Übrigens ist es erstaunlich, daß seit Max Weber so wenig unternommen wurde, ihn zu überprüfen und im Rahmen konkreter Forschungsaufgaben anzuwenden.
Selbstverständlich findet Wahlverwandtschaft nicht im leeren Raum oder im azurblauen Himmel der reinen Geistigkeit statt: Sie wird begünstigt oder behindert von geschichtlichen und gesellschaftlichen Bedingtheiten. Mögen Analogie und Verwandtschaft als solche auch nur vom geistigen Gehalt der signifikanten Strukturen abhängig sein, von denen hier die Rede ist, ihr Zueinander-in-Beziehung-treten und ihre aktive Interaktion finden unter konkreten gesellschaftlichen, ökonomischen, politischen und kulturellen Umständen statt. In diesem Sinne ist eine Untersuchung, die vom Begriff der Wahlverwandtschaft ausgeht, völlig zu vereinbaren mit dem Bewußtsein, daß ökonomische und soziale Bedingungen determinierend wirken. Dies gilt auch – im Gegensatz zu dem, was im allgemeinen darüber verbreitet wird – für Webers klassische Analyse der Beziehung zwischen protestantischer Ethik und dem Geist des Kapitalismus. Mit Ausnahme einiger polemischer »Ausrutscher« zielt seine Beweisführung weniger darauf ab, eine kausale Beziehung zwischen zwei Geisteshaltungen aufzuzeigen, als vielmehr Rechenschaft abzulegen von der Wahlverwandtschaft zwischen einer religiösen Lehre und einem ökonomischen Ethos. Und noch ein Hinweis am Rande: Marx selbst hat in einem Abschnitt der Grundrisse, einer Arbeit, die Weber nicht gekannt haben kann, denn sie wurde erst 1939 veröffentlicht, auf den Zusammenhang zwischen englischem oder holländischem Protestantismus und der Akkumulation von Geldkapital verwiesen.13
1Vgl. Joannis Conradi Barchusen: Pyrosophia, Lugduni Batavorum (Leiden), Impensis Cornelii Bautestein, 1698, Buch I, Kap. 3.
2Herman Boerhaave: Elementa chemiae, Lugduni Batavorum (Leiden), Apud Isaacum Severinum, 1732, Part II: »De Menstruis«. Siehe außerdem La Grande Encyclopédie, Art. »Affinité, I. Chimie«, und De Morveau: (Art.) La Chymie, Encyclopédie méthodique, Band 1, Paris 1786, S. 535.
3De Morveau: La Chymie, S. 570, und Torbern Olof Bergman: Traité des affinités chimiques ou attractions électives, Paris 1788, S. 5.
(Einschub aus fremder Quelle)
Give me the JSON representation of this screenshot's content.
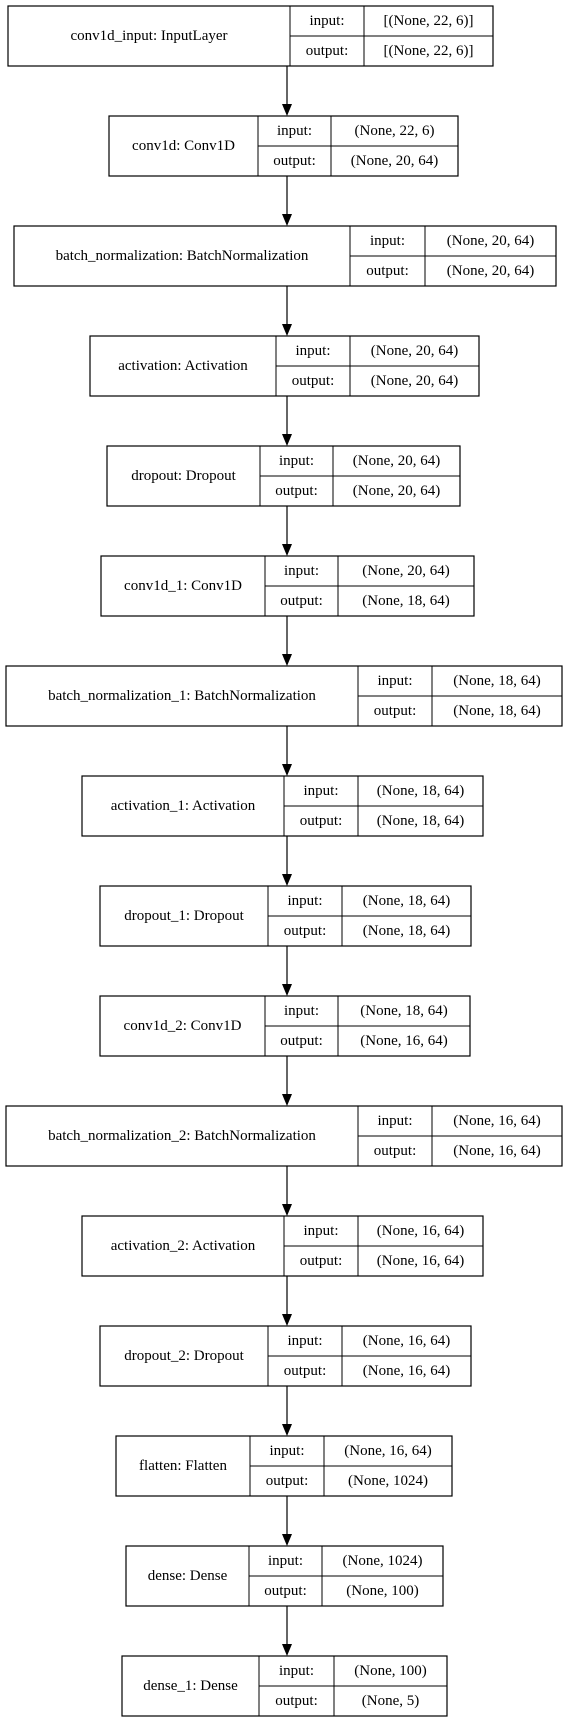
{
  "io_labels": {
    "input": "input:",
    "output": "output:"
  },
  "layers": [
    {
      "name": "conv1d_input: InputLayer",
      "input": "[(None, 22, 6)]",
      "output": "[(None, 22, 6)]"
    },
    {
      "name": "conv1d: Conv1D",
      "input": "(None, 22, 6)",
      "output": "(None, 20, 64)"
    },
    {
      "name": "batch_normalization: BatchNormalization",
      "input": "(None, 20, 64)",
      "output": "(None, 20, 64)"
    },
    {
      "name": "activation: Activation",
      "input": "(None, 20, 64)",
      "output": "(None, 20, 64)"
    },
    {
      "name": "dropout: Dropout",
      "input": "(None, 20, 64)",
      "output": "(None, 20, 64)"
    },
    {
      "name": "conv1d_1: Conv1D",
      "input": "(None, 20, 64)",
      "output": "(None, 18, 64)"
    },
    {
      "name": "batch_normalization_1: BatchNormalization",
      "input": "(None, 18, 64)",
      "output": "(None, 18, 64)"
    },
    {
      "name": "activation_1: Activation",
      "input": "(None, 18, 64)",
      "output": "(None, 18, 64)"
    },
    {
      "name": "dropout_1: Dropout",
      "input": "(None, 18, 64)",
      "output": "(None, 18, 64)"
    },
    {
      "name": "conv1d_2: Conv1D",
      "input": "(None, 18, 64)",
      "output": "(None, 16, 64)"
    },
    {
      "name": "batch_normalization_2: BatchNormalization",
      "input": "(None, 16, 64)",
      "output": "(None, 16, 64)"
    },
    {
      "name": "activation_2: Activation",
      "input": "(None, 16, 64)",
      "output": "(None, 16, 64)"
    },
    {
      "name": "dropout_2: Dropout",
      "input": "(None, 16, 64)",
      "output": "(None, 16, 64)"
    },
    {
      "name": "flatten: Flatten",
      "input": "(None, 16, 64)",
      "output": "(None, 1024)"
    },
    {
      "name": "dense: Dense",
      "input": "(None, 1024)",
      "output": "(None, 100)"
    },
    {
      "name": "dense_1: Dense",
      "input": "(None, 100)",
      "output": "(None, 5)"
    }
  ]
}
4Johann Wolfgang Goethe: Die Wahlverwandtschaften, DTV Gesamtausgabe Band 19, München 1963, S. 29, 34.
5Max Weber: Die Wirtschaftsethik der Weltreligionen. Einleitung, Gesammelte Aufsätze zur Religionssoziologie, Tübingen 1922, S. 257.
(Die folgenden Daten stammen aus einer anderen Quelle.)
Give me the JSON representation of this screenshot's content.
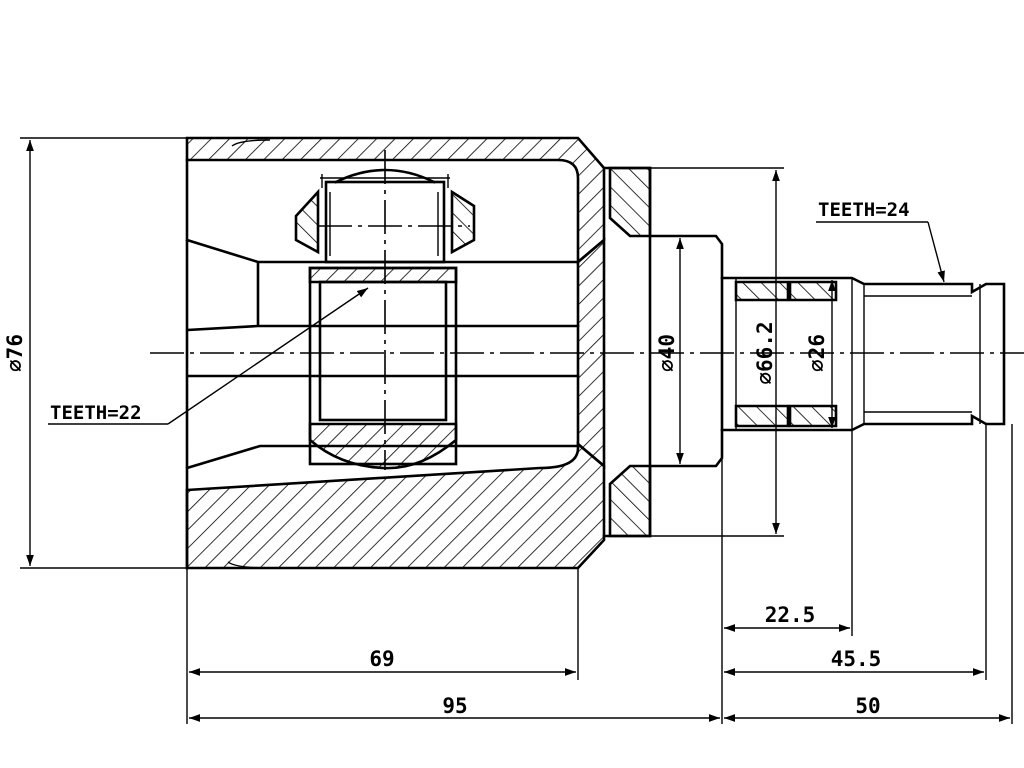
{
  "labels": {
    "teeth_inner": "TEETH=22",
    "teeth_outer": "TEETH=24"
  },
  "dimensions": {
    "overall_diameter": "⌀76",
    "bore_diameter": "⌀40",
    "seal_diameter": "⌀66.2",
    "shaft_diameter": "⌀26",
    "housing_length": "69",
    "body_length": "95",
    "spline_start": "22.5",
    "spline_end": "45.5",
    "stub_length": "50"
  }
}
6Max Weber: Gesammelte Aufsätze zur Wissenschaftslehre, Tübingen 1922, S. 153.
7Max Weber: Die protestantische Ethik und der Geist des Kapitalismus. in: Gesammelte Aufsätze zur Religionssoziologie, Band 1, Tübingen 1920, S. 83.
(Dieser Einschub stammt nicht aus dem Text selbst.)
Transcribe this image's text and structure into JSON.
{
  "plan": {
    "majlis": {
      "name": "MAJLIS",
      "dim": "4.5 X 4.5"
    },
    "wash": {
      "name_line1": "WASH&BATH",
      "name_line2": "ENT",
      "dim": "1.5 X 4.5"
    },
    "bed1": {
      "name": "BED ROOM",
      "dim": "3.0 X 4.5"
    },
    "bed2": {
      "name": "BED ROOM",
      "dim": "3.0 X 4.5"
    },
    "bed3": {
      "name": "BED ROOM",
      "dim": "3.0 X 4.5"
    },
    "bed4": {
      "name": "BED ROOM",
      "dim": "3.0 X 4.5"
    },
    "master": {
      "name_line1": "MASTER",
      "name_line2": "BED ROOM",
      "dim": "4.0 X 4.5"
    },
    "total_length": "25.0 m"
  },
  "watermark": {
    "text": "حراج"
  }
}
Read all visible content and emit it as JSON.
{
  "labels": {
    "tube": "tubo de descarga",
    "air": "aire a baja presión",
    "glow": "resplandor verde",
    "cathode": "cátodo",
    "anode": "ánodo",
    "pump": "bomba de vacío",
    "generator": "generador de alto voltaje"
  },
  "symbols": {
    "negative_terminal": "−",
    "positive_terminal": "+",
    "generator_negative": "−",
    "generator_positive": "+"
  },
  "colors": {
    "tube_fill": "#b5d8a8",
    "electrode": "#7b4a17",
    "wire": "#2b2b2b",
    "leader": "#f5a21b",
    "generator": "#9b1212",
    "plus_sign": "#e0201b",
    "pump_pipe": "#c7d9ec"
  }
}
8Max Weber: The Protestant Ethic and the Spirit of Capitalism, London 1957, S. 91–92.
9Karl Mannheim: Das konservative Denken (1927), Wissenssoziologie, Berlin 1964, S. 458. Der Begriff wird auch von Troeltsch verwendet: Vgl. Jean Séguy, Christianisme et Société. Introduction à la sociologie de Ernst Troeltsch, Paris 1980, S. 247–251. Werner Stark, ein Soziologe aus dem Umfeld der Schule von Weber, hat den Begriff untersucht, aber nur hinsichtlich des zweiten Typus der Wahlverwandtschaft, von dem Max Weber sprach (nämlich dem zwischen Weltanschauungen und sozialen Klassen). Vgl. Werner Stark: Die Wissenssoziologie, Stuttgart 1960, S. 215–248.
10Siehe hierzu die Untersuchung von Alfred von Martin: Kultursoziologie des Mittelalters. In: Handwörterbuch der Soziologie (Hg: Alfred Vierkandt), Stuttgart 1959, S. 370–390.
11Vgl. Charles Baudelaire: Oeuvres complètes, Paris, Seuil, 1968, S. 471, 350.
12Siehe Danièle Hervieu Léger: Apocalyptique écologique et »retour« de la religion, Archives de Sciences Sociales des Religions, Nr. 53/1, Januar–März 1982, S. 66.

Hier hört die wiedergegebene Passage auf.